There'd have not been need of a survey for these simple reasons:
Warhammer existed and had the best fluff and artists.
Annual manuals with FAQ and rules revision ( Warhammer Chronicles) and selection of WD articles.
Free downloadable rules for skirmishes and smaller games on GW site( Skirmish, Path to Glory, Warhammer Warbands) plus wallpapers,tutorials for painting, converting and sceneries and much more material on the old Gw site.
Listening to community when they did Dark elves errata (dark elves forum sent a letter to GW) plus answering mails in WDs.
Campaign books plus General's Compendium plus paper catalogues.
Proper Games Days with previews and Golden Demons held in different countries.
Eeeeew all that sucked!
I don't think they'll ever go back to Warhammer as it was. While as enjoyable as it was, the world itself made Lizardmen fighting Empire a stretch unless it took place in the Empire, and there's not much room left in the World that Was to create any new kind faction. It had become stagnant.
This is a common sentiment among people who appreciate AoS, and it's nonsense on toast.
We'll deal with the second point first and then go back to the first: no room for new factions? If they ransacked the history, myths, and folklore of the Middle East and Asia in the same way they did to Europe's, they could double the number of factions without breaking a sweat, and many of them would be just as outlandish and fantastical as what we've seen from AoS. Hell they hadn't even finished mining European stuff - Tilea and Estalia were little more than names and some broad archetypes, the Border Princes were rarely explored and never in any detail, even Norsca could have stood fleshing out more. So aye, without even going outside the Old World - Estalian Tercios, Tilean Condottieri, revamped Fimir, and a more explicitly-themed Norscan subfaction for Chaos. Araby and the Southlands could get you half a dozen more. Then you start along the Silk Road and don't stop until you hit Nippon, tapping some of the richest cultures on earth for ideas, you'd be at it for decades. EDIT: And that's just "present day" - you could get another decade or two's worth of releases by going back and covering War of Vengeance/ancient Nehekara-era, the
proper age of Sigmar ie Warhammer Dark Ages, the not-Crusades and so on, and again that's just the existing history for the existing Old World factions, throw the southern and eastern lands and cultures into the mix and you again potentially double or more the amount of material.

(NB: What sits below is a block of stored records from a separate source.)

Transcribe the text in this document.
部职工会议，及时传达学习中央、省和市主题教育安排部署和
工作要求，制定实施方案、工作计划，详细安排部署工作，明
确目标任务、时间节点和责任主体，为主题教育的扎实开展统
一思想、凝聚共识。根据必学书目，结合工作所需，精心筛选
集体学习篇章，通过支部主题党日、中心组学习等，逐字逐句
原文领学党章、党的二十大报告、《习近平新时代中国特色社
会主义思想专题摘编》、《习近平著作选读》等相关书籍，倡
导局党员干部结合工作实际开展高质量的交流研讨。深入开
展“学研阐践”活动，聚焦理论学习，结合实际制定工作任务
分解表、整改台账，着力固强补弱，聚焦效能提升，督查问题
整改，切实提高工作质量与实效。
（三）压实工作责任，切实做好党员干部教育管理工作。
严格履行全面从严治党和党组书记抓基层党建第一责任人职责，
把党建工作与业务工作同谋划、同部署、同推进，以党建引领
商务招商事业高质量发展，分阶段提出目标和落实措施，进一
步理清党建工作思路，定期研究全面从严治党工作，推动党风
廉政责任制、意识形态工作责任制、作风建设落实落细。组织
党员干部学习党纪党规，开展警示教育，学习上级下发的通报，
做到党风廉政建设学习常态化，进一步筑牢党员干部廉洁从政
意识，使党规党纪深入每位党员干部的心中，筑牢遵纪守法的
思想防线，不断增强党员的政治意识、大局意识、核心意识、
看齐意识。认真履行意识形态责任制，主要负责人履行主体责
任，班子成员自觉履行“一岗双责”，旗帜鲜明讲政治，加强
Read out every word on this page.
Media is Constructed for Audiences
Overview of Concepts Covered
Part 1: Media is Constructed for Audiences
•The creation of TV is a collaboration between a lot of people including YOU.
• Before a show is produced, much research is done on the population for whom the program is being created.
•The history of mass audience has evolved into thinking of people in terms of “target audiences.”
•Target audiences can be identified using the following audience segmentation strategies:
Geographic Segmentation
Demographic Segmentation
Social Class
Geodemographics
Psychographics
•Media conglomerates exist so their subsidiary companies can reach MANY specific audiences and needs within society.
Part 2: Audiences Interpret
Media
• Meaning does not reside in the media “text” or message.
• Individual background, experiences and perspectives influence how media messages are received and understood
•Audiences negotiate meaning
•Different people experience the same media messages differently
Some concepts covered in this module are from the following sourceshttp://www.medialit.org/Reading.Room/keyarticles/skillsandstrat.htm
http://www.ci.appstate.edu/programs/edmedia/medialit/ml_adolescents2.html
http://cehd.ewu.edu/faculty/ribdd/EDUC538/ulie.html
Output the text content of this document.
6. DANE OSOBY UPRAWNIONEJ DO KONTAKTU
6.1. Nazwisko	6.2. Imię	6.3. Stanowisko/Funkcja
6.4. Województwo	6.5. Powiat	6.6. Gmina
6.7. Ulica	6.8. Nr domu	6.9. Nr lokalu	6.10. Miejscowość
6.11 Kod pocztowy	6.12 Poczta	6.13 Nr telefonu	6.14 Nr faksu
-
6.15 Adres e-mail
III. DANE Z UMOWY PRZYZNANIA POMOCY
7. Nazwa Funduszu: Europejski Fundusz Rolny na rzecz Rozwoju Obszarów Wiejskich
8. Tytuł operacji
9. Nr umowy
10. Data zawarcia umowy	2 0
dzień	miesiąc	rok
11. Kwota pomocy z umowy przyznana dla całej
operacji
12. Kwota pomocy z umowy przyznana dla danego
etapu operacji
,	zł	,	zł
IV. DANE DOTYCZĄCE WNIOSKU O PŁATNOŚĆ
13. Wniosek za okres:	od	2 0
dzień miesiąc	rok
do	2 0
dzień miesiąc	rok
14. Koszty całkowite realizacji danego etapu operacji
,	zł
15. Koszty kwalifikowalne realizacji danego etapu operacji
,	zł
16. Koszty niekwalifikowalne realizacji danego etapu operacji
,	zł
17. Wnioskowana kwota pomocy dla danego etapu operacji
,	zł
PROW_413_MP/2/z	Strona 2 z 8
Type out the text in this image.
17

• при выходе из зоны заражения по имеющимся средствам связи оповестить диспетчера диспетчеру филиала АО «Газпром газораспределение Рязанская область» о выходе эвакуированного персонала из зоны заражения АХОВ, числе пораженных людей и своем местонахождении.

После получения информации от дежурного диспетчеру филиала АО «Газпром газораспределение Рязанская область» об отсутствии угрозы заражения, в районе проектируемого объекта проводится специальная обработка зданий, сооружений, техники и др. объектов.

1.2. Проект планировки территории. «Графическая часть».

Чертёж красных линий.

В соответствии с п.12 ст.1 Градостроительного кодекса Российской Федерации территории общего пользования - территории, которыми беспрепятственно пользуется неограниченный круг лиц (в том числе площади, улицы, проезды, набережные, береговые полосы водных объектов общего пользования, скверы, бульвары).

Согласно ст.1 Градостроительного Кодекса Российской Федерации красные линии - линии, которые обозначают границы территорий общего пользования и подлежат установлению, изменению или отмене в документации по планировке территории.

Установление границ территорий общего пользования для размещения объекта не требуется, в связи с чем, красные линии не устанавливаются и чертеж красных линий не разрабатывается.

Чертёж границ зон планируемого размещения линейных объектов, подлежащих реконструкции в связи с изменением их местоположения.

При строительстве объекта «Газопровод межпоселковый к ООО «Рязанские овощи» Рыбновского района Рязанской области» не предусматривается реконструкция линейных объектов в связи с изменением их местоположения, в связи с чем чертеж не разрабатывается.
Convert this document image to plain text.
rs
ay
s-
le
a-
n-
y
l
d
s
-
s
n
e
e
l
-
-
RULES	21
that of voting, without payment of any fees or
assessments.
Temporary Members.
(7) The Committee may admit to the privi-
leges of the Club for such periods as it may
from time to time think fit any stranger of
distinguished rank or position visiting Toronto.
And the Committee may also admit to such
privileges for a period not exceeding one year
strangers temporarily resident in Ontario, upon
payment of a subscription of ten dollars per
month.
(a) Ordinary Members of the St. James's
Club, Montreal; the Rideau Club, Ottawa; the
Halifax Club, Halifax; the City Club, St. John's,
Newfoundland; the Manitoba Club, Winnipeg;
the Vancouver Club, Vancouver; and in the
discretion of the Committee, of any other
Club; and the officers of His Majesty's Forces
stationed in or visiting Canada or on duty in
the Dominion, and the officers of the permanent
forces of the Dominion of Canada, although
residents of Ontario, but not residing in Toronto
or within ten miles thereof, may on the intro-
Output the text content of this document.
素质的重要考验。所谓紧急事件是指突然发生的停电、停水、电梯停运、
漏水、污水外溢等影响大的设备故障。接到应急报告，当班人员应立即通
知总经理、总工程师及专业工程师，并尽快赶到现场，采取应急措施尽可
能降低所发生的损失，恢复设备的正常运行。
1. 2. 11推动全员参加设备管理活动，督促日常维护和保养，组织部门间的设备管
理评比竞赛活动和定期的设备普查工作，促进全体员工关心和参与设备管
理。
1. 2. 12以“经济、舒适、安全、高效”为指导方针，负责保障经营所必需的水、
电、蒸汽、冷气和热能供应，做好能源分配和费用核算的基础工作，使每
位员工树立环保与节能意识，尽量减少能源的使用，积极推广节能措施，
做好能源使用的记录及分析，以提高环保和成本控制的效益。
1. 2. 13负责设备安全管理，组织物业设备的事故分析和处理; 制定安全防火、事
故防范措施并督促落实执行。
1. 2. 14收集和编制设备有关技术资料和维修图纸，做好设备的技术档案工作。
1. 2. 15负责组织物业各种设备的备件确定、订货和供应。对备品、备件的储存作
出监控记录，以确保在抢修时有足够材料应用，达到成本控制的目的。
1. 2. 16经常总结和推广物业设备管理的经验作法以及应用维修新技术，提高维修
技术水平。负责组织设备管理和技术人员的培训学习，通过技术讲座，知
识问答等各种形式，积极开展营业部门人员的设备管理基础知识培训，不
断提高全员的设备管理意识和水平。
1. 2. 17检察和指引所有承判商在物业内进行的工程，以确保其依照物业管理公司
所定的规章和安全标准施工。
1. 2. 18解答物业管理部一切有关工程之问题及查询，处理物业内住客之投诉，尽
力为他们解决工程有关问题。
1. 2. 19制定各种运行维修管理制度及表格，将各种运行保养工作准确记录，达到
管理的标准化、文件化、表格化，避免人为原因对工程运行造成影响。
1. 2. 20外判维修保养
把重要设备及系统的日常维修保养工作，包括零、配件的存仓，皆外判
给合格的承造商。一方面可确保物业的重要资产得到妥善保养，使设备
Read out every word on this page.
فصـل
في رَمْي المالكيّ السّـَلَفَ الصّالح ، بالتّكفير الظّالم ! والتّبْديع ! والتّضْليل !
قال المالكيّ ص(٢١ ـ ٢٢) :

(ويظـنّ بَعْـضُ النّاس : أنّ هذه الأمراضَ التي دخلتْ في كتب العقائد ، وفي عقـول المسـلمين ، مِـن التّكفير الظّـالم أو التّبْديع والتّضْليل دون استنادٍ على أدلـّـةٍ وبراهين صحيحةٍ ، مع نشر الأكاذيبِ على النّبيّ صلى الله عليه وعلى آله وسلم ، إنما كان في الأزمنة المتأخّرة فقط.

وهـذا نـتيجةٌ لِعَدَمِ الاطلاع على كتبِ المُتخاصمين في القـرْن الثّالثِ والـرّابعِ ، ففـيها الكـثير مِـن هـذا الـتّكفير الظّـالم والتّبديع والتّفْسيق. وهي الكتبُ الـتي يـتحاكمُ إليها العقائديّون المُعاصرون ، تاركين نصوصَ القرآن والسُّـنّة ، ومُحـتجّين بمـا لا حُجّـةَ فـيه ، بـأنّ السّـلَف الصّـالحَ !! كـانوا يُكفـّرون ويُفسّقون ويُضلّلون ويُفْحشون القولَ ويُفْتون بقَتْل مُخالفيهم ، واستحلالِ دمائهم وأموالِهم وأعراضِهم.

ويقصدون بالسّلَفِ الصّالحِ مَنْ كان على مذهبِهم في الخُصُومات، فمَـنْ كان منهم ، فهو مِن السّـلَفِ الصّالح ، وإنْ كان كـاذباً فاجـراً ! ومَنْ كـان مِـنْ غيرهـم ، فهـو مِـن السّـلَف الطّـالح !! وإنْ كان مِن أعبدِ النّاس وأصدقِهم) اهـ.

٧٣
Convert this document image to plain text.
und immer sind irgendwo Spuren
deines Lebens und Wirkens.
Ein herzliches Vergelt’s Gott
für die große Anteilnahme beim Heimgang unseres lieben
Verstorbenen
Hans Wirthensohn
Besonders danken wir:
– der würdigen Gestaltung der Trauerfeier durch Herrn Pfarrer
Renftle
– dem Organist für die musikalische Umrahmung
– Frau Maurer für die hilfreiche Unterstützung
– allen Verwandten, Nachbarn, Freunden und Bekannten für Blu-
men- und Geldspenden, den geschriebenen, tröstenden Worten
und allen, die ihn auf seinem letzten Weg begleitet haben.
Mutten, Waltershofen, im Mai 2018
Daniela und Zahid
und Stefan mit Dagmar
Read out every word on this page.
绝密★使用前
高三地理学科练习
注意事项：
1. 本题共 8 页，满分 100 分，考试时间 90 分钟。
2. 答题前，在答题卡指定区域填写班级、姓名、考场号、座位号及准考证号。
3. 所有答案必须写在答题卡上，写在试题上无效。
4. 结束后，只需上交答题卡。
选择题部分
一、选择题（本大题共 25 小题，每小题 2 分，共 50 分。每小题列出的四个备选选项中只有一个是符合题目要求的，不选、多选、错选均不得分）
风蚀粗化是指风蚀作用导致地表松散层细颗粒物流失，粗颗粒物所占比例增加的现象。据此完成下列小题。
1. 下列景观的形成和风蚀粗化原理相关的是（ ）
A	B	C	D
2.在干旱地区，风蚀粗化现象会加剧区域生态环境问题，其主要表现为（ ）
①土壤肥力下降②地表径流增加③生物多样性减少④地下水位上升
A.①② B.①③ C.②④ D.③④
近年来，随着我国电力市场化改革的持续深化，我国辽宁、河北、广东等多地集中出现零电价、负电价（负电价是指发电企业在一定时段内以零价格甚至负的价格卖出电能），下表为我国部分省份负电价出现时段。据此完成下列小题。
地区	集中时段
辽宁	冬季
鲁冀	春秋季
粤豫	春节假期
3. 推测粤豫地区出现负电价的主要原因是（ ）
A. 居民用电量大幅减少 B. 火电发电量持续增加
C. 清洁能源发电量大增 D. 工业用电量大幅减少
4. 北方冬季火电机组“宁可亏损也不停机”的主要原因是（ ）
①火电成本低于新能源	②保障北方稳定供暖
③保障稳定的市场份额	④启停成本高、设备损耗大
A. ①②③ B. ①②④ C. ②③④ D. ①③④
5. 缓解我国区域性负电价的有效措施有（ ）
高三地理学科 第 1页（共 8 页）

As to the first problem - that was a problem of GW's own making, to the extent it actually exists at all(your chosen example isn't really an obstacle at all - the various New World colonies may not have lasted very long individually other than Skeggi, but there were a lot of them spread out over the centuries). They're the ones who insisted on focusing every narrative, every army book on the biggest, most world-shattering, most AWESUM *guitar solo* scale conflicts because they wanted to sell miniatures and simply couldn't grasp the idea that making people
want to buy lots of your models is a better tactic than trying to
force them to buy lots of your models by focusing exclusively on clash of civilisations catastrofiction with army sizes to match. Yeah, it's hard to come up with plausible reasons for huge armies from opposite sides of the world to clash constantly - so don't try. Focus on the kind of conflicts that the type of setting can support; when you target your narratives down to more everyday heroes and their reasonably-sized skirmish warbands of say 30-70ish models it's much easier to plausibly have them end up all over the place, because they would be. Raiding, tomb robbing, slaving, artifact hunting, seeking revenge or looking for new trade opportunities, a world like Warhammer's should be teeming with modest wandering warbands from every race constantly coming into conflict with "the locals" and each other. And don't try claiming you can't tell "epic" stories at that scale, because I read plenty of them in Black Library novels. The "minifactions" approach would work just as well for WHF as for AoS, with a little thought, and makes perfect sense at the more modest end of the army size scale.
They could quite easily have reworked WHFB along the broad lines of the LotR game, ie an AoS-style "skirmish" game as the baseline, with a streamlined rank & flank expansion for depicting larger conflicts if players wanted to.
The real reason for the switch, of course, has nothing to do with the Warhammer World being "stagnant", or lacking in opportunities to expand - GW want to write about Fantasy Horus battling Fantasy Emperor with their legions of goodie and baddie Fantasy Marines, and on the odd occasion when they deign to throw some support to non-Fantasy Marine style factions they don't want to have to be constrained by their own previous material in order to maintain internal consistency, so they simply wrote a setting that doesn't require internal consistency at all.